If a person is detained for 72 hours under the provisions of Article 1 (commencing with Section 5150), or under court order for evaluation pursuant to Article 2 (commencing with Section 5200) or Article 3 (commencing with Section 5225) and has received an evaluation, the person may be certified for not more than 14 days of intensive treatment related to the mental health disorder or impairment by chronic alcoholism, under the following conditions:(a) The professional staff of the agency or facility providing evaluation services has analyzed the person’s condition and has found the person is, as a result of a mental health disorder or impairment by chronic alcoholism, a danger to others or to themselves,
or is gravely disabled.
(b) The facility providing intensive treatment is designated by the county to provide intensive treatment and agrees to admit the person. A facility shall not be designated to provide intensive treatment unless it complies with the certification review hearing required by this article. The procedures shall be described in the county Short-Doyle plan.

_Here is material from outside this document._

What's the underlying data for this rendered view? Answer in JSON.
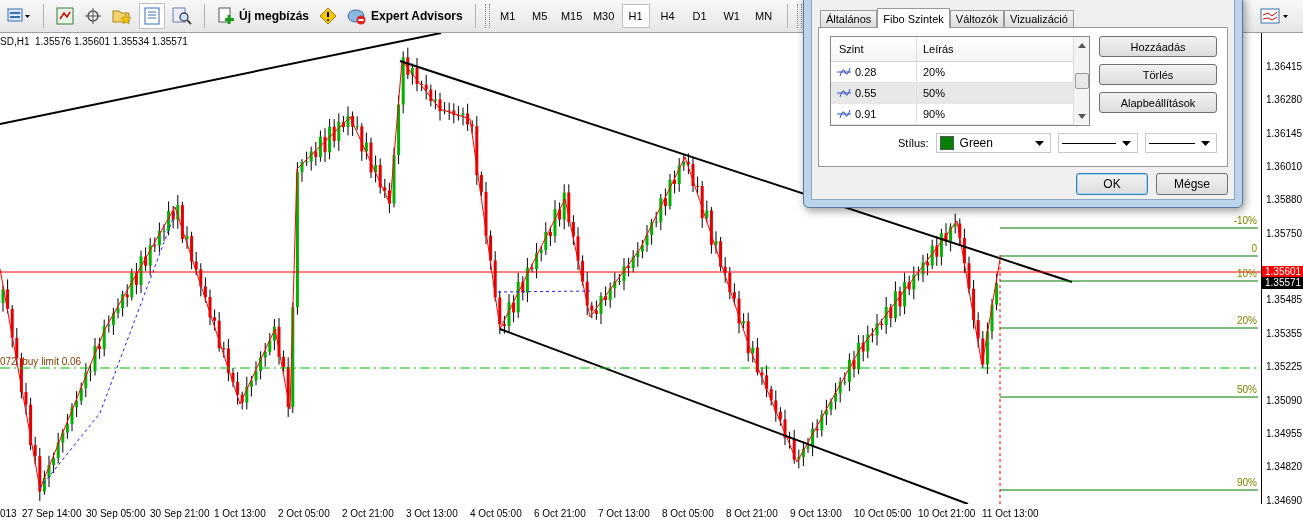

(c) The person has been advised of the need for, but has not been willing or able to accept, treatment on a voluntary basis.
(d) (1) Notwithstanding paragraph (1) of subdivision (h) of Section 5008, a person is not “gravely disabled” if that person can survive safely without involuntary detention with the help of responsible family,
friends, or others who are both willing and able to help provide for the person’s basic personal needs for food, clothing, or shelter.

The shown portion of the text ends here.